North Korea resumes missile site construction: US institute
US think tank publishes satellite images it says indicate Pyongyang is working to develop its nuclear missile launch site
North Korea has resumed construction work on a missile launch site on its northeast coast after a months-long hiatus, part of a renewed push for its nuclear and missile programmes, according to a US think-tank.
Recent satellite imagery shows work has resumed on new facilities at the North’s Tonghae launch site, the US-Korea Institute of Johns Hopkins University posted on its 38 North website.
The facilities appear designed to test future generations of larger, more capable rockets, it said.
The restart of work at Tonghgae indicates that North Korea is still committed to maintaining two launch sites along with the Sohae site on the west coast.
But the institute said there were no signs of an imminent long-range rocket test at either site.
The US-Korea Institute said in October that North Korea has undertaken major construction work at Sohae, possibly to cater to larger and more mobile weapons.
The Sohae site was used for the launch in December of the North’s Unha-3 carrier, which successfully placed a satellite in orbit.
Construction at Tonhae had appeared to be on hold since early this year.
But images taken between September 16 and November 18 show work resumed on the new launch control centre and the assembly building, the US-Korea Institute said.

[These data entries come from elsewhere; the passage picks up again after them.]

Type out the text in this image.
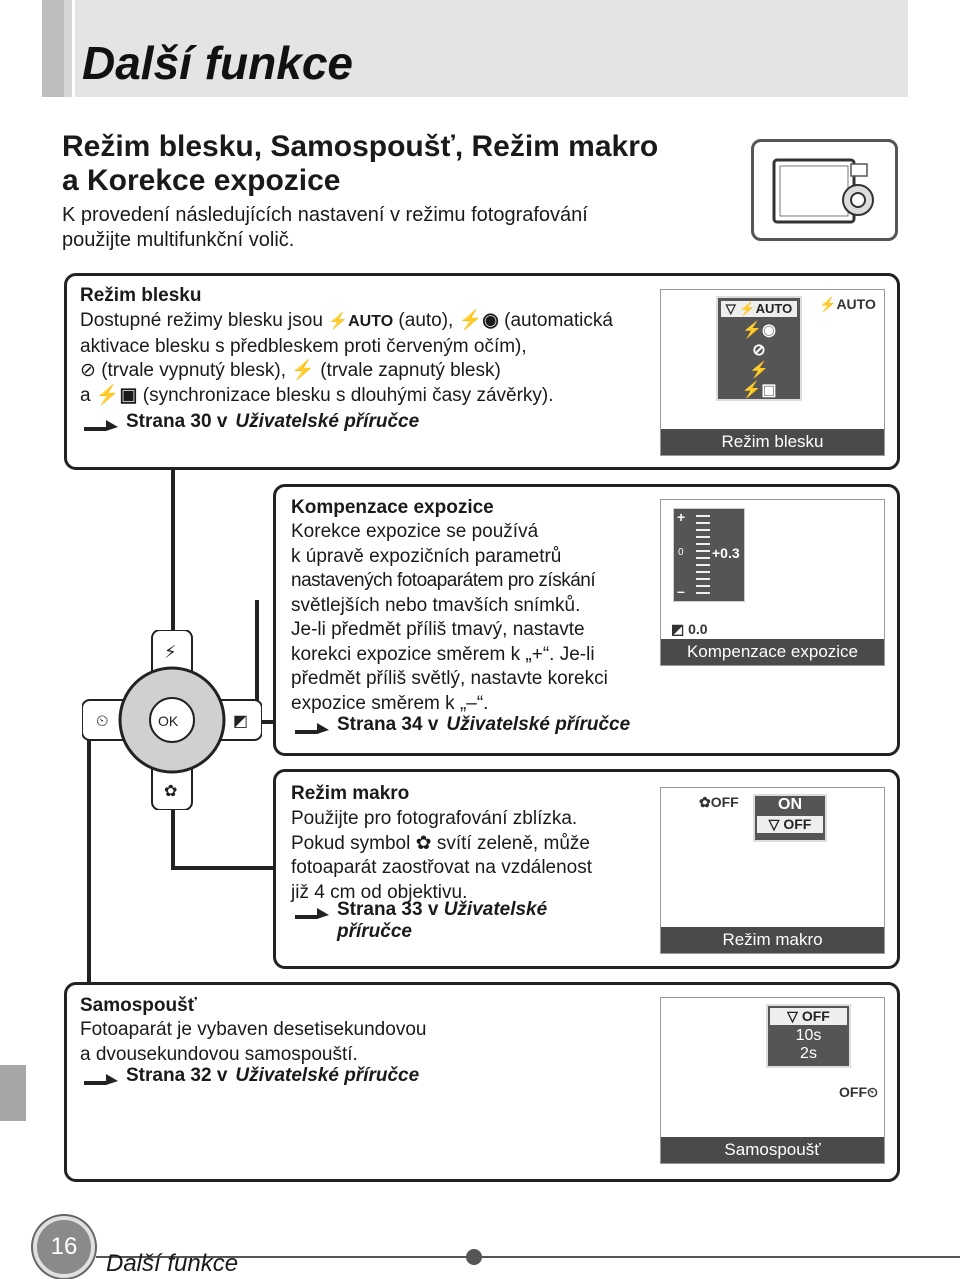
Další funkce
Režim blesku, Samospoušť, Režim makro
a Korekce expozice
K provedení následujících nastavení v režimu fotografování
použijte multifunkční volič.
Režim blesku
Dostupné režimy blesku jsou ⚡AUTO (auto), ⚡◉ (automatická
aktivace blesku s předbleskem proti červeným očím),
⊘ (trvale vypnutý blesk), ⚡ (trvale zapnutý blesk)
a ⚡▣ (synchronizace blesku s dlouhými časy závěrky).
Strana 30 v Uživatelské příručce
▽ ⚡AUTO
⚡◉
⊘
⚡
⚡▣
⚡AUTO
Režim blesku
⏲	◩
⚡
✿
OK
Kompenzace expozice
Korekce expozice se používá
k úpravě expozičních parametrů
nastavených fotoaparátem pro získání
světlejších nebo tmavších snímků.
Je-li předmět příliš tmavý, nastavte
korekci expozice směrem k „+“. Je-li
předmět příliš světlý, nastavte korekci
expozice směrem k „–“.
Strana 34 v Uživatelské příručce
+
–
0 +0.3
◩ 0.0
Kompenzace expozice
Režim makro
Použijte pro fotografování zblízka.
Pokud symbol ✿ svítí zeleně, může
fotoaparát zaostřovat na vzdálenost
již 4 cm od objektivu.
Strana 33 v Uživatelské
příručce
✿OFF	ON
▽ OFF
Režim makro
Samospoušť
Fotoaparát je vybaven desetisekundovou
a dvousekundovou samospouští.
Strana 32 v Uživatelské příručce
▽ OFF
10s
2s
OFF⏲
Samospoušť
16
Další funkce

There is no sign of further construction yet at the new launch pad or on an access road, it said.
The North’s rocket launch in December was condemned by most in the international community as a disguised ballistic missile test that violated UN sanctions on Pyongyang.

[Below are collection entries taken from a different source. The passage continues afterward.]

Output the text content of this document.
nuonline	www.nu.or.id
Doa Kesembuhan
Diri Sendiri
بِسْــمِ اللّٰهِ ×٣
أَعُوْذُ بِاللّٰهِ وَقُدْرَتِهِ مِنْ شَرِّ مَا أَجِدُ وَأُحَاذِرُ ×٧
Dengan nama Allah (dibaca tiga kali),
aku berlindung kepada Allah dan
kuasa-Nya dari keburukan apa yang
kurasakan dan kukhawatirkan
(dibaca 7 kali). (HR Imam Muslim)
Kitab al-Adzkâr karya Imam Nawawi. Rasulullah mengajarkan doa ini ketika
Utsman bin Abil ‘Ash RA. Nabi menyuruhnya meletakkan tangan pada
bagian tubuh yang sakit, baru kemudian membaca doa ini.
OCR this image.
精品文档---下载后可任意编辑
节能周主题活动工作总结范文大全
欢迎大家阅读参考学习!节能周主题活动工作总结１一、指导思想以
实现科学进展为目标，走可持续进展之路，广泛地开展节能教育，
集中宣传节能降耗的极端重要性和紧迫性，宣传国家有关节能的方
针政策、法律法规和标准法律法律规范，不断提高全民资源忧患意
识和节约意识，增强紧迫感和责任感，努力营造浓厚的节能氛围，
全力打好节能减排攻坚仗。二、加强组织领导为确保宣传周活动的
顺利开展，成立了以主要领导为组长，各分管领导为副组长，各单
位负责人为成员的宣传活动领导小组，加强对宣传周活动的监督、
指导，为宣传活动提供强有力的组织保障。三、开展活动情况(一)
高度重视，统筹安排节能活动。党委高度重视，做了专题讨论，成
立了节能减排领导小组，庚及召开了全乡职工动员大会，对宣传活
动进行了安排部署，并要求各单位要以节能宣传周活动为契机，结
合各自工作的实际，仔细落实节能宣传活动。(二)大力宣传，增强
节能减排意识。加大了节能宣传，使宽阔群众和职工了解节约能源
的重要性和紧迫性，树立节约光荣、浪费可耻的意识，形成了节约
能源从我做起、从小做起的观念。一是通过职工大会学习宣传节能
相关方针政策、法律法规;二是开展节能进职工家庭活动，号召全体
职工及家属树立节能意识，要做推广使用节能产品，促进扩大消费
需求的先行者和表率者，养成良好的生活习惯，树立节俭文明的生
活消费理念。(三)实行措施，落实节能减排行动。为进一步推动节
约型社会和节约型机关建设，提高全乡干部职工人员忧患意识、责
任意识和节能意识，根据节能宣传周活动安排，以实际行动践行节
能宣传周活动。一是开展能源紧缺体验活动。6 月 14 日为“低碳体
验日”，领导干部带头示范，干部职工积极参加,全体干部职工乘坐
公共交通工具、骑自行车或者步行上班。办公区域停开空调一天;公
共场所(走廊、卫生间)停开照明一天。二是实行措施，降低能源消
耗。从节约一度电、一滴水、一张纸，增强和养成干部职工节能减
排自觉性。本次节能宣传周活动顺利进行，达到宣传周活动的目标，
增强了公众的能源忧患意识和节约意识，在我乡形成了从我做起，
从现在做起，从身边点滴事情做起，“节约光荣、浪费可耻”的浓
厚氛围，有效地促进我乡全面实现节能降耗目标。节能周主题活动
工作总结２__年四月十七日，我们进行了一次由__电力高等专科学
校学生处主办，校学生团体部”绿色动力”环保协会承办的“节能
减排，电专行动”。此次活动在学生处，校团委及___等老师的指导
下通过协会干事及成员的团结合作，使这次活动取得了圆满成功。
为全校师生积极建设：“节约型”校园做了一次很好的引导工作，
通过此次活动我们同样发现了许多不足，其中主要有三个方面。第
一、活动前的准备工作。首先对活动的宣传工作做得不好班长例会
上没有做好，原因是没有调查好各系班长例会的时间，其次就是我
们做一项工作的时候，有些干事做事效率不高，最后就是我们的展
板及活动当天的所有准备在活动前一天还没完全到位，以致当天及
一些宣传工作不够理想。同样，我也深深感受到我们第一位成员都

North Korea insisted it was a purely scientific mission and vowed to push ahead with similar launches in the future.
North Korea is pushing for a resumption of six-party talks on its nuclear programme, but the United States says it must first demonstrate a commitment to denuclearisation.
Another long-range rocket launch would be taken as a step in the opposite direction and almost certainly result in fresh sanctions.
The US-Korea Institute said in early November that the North was making progress on an intercontinental ballistic missile capable of delivering a first-generation nuclear warhead to the continental United States.
Missile delivery has often been cited as the main weakness of the North’s nuclear weapons programme which, after three tests, is believed to be close to mastering the key technology of warhead miniaturisation.